The primary article sourced in most reports comes from shadowserver.org, a volunteer group dedicated to tracking, identifying and solving Internet security issues. Excerpt:

Early yesterday morning I logged online to take a look at the live output of the distributed denial of service (DDoS) attacks that have been coming from HTTP botnets we are monitoring. It only took a moment for this becoming rather interesting. The word “poker” appeared a few times and quickly caught my eye. As it turns out, I was logged in from my hotel room in Las Vegas and had actually just returned from playing poker.
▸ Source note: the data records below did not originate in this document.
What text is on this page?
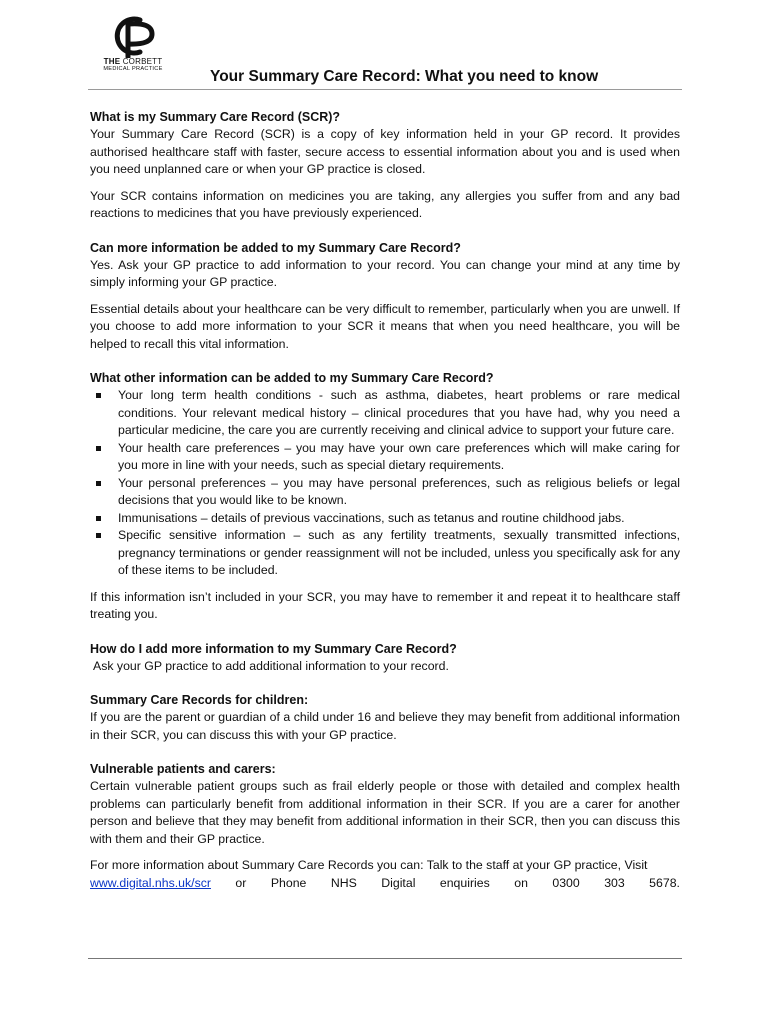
THE CORBETT
MEDICAL PRACTICE	Your Summary Care Record: What you need to know
What is my Summary Care Record (SCR)?

Your Summary Care Record (SCR) is a copy of key information held in your GP record. It provides authorised healthcare staff with faster, secure access to essential information about you and is used when you need unplanned care or when your GP practice is closed.

Your SCR contains information on medicines you are taking, any allergies you suffer from and any bad reactions to medicines that you have previously experienced.

Can more information be added to my Summary Care Record?

Yes. Ask your GP practice to add information to your record. You can change your mind at any time by simply informing your GP practice.

Essential details about your healthcare can be very difficult to remember, particularly when you are unwell. If you choose to add more information to your SCR it means that when you need healthcare, you will be helped to recall this vital information.

What other information can be added to my Summary Care Record?
Your long term health conditions - such as asthma, diabetes, heart problems or rare medical conditions. Your relevant medical history – clinical procedures that you have had, why you need a particular medicine, the care you are currently receiving and clinical advice to support your future care.
Your health care preferences – you may have your own care preferences which will make caring for you more in line with your needs, such as special dietary requirements.
Your personal preferences – you may have personal preferences, such as religious beliefs or legal decisions that you would like to be known.
Immunisations – details of previous vaccinations, such as tetanus and routine childhood jabs.
Specific sensitive information – such as any fertility treatments, sexually transmitted infections, pregnancy terminations or gender reassignment will not be included, unless you specifically ask for any of these items to be included.

If this information isn’t included in your SCR, you may have to remember it and repeat it to healthcare staff treating you.

How do I add more information to my Summary Care Record?

Ask your GP practice to add additional information to your record.

Summary Care Records for children:

If you are the parent or guardian of a child under 16 and believe they may benefit from additional information in their SCR, you can discuss this with your GP practice.

Vulnerable patients and carers:

Certain vulnerable patient groups such as frail elderly people or those with detailed and complex health problems can particularly benefit from additional information in their SCR. If you are a carer for another person and believe that they may benefit from additional information in their SCR, then you can discuss this with them and their GP practice.

For more information about Summary Care Records you can: Talk to the staff at your GP practice, Visit

www.digital.nhs.uk/scr or Phone NHS Digital enquiries on 0300 303 5678.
The output I was presented with looked something like this (extraneous and other information have been removed/edited):

ddos_command=`flood http`, control_server=``, ddos_target=`www.fulltiltpoker.com`

ddos_command=`flood http`, control_server=``, ddos_target=`www.titanpoker.com`

ddos_command=`flood http`, control_server=``, ddos_target=`www.cdpoker.com`

These are all familiar websites, especially the website for Full Tilt Poker. They are one of the bigger Poker websites on the Internet. Typing all three of these websites into a browser revealed that only one of them, CDPoker, was actually accessible. For the next hour or so that I checked, I could not reach Full Tilt’s website at all and Titan Poker would load sporadically. Further review would later show that CDPoker may have some form of DDoS protection through Prolexic and that Titan Poker was using four different IP addresses. That might explain why CDPoker had no load issues and Titan Poker would periodically load, albeit usually rather slowly. It would appear that Internet poker websites were under attack. As a result we decided to dig a little deeper into the activities of this particular HTTP botnet.

Whole thing here.

There’s been no official comment from FTP so far, and no word on the motives of the attackers.